Oded Distel, one of the WATEC Exhibition organizers, says that Brazil is pumping water from sources that harm the Atlantic rainforest. To help the Brazilians, in the framework of the recent WATEC convention, Israel’s Ministry of Industry, Trade and Labor set up a special panel to discuss the problems and help the Brazilians to find solutions. Prior to WATEC, Nir brought a summer delegation to Israel that included Sao Paulo’s water company SABESP, the largest water company in Brazil and the fifth largest in the world.
Water agreements with Israel in the works
The results of the delegations have led to some promising agreements, such as the one signed by SABESP and Israel’s national water company, the government-owned Mekorot. “They signed an agreement, a framework agreement in various fields,” says Nir. “Now they need to make it concrete.”
SABESP is also in talks with Israeli water companies including Aqwise, A.R.I., Miya and Arad Technologies. Arad already has a distributor and local partner in place in Brazil and the water metering company that is already working in the US, is hoping to work with the Brazilian market as well. Israel’s Bermad has been in Brazil for a number of years, says Nir, while the water saving company Miya has just purchased its first Brazilian company, BBL.

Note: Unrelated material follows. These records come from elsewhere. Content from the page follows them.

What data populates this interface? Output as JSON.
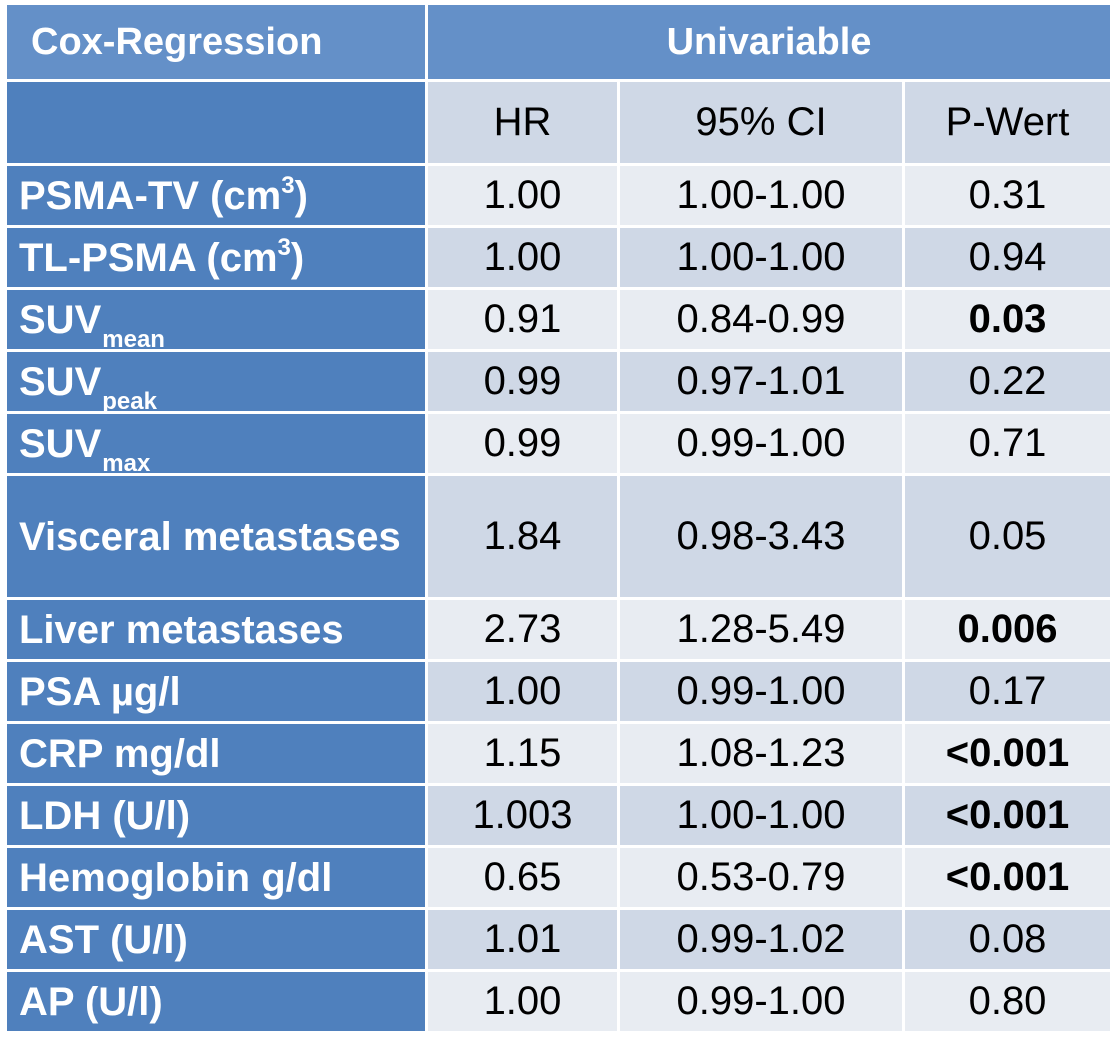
{
  "header": {
    "title": "Cox-Regression",
    "group": "Univariable",
    "columns": [
      "HR",
      "95% CI",
      "P-Wert"
    ]
  },
  "rows": [
    {
      "label": "PSMA-TV (cm",
      "label_sup": "3",
      "label_end": ")",
      "hr": "1.00",
      "ci": "1.00-1.00",
      "p": "0.31",
      "p_bold": false
    },
    {
      "label": "TL-PSMA (cm",
      "label_sup": "3",
      "label_end": ")",
      "hr": "1.00",
      "ci": "1.00-1.00",
      "p": "0.94",
      "p_bold": false
    },
    {
      "label": "SUV",
      "label_sub": "mean",
      "hr": "0.91",
      "ci": "0.84-0.99",
      "p": "0.03",
      "p_bold": true
    },
    {
      "label": "SUV",
      "label_sub": "peak",
      "hr": "0.99",
      "ci": "0.97-1.01",
      "p": "0.22",
      "p_bold": false
    },
    {
      "label": "SUV",
      "label_sub": "max",
      "hr": "0.99",
      "ci": "0.99-1.00",
      "p": "0.71",
      "p_bold": false
    },
    {
      "label": "Visceral metastases",
      "hr": "1.84",
      "ci": "0.98-3.43",
      "p": "0.05",
      "p_bold": false
    },
    {
      "label": "Liver metastases",
      "hr": "2.73",
      "ci": "1.28-5.49",
      "p": "0.006",
      "p_bold": true
    },
    {
      "label": "PSA µg/l",
      "hr": "1.00",
      "ci": "0.99-1.00",
      "p": "0.17",
      "p_bold": false
    },
    {
      "label": "CRP mg/dl",
      "hr": "1.15",
      "ci": "1.08-1.23",
      "p": "<0.001",
      "p_bold": true
    },
    {
      "label": "LDH (U/l)",
      "hr": "1.003",
      "ci": "1.00-1.00",
      "p": "<0.001",
      "p_bold": true
    },
    {
      "label": "Hemoglobin g/dl",
      "hr": "0.65",
      "ci": "0.53-0.79",
      "p": "<0.001",
      "p_bold": true
    },
    {
      "label": "AST (U/l)",
      "hr": "1.01",
      "ci": "0.99-1.02",
      "p": "0.08",
      "p_bold": false
    },
    {
      "label": "AP (U/l)",
      "hr": "1.00",
      "ci": "0.99-1.00",
      "p": "0.80",
      "p_bold": false
    }
  ],
  "colors": {
    "header_bg": "#6490c8",
    "label_bg": "#4f80bd",
    "row_dark": "#cfd8e6",
    "row_light": "#e8ecf2"
  }
}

According to Israel National News, Israel wants to deepen its ties with Brazil. Trade with the South American company amounted to almost $1 billion in 2009, a figure that had dropped by 39% from 2008. Largely based on food product imports and chemicals exports, Israel wants to broaden its trade.
“I was with the Brazilian president, as well as the 80 business people and industrialists that came with him. We had roundtable discussions with Israeli businesses and came out with lots of fruitful meetings,” Nir tells ISRAEL21c.
“The hot issues for Brazil are energy and clean tech, and after that it would be medical equipment and communications,” all areas where Israel and Brazil can fit, says Nir. “We had some very good meetings with the companies and at the government level and discussed plans for the near future. There will be cooperation,” he concludes.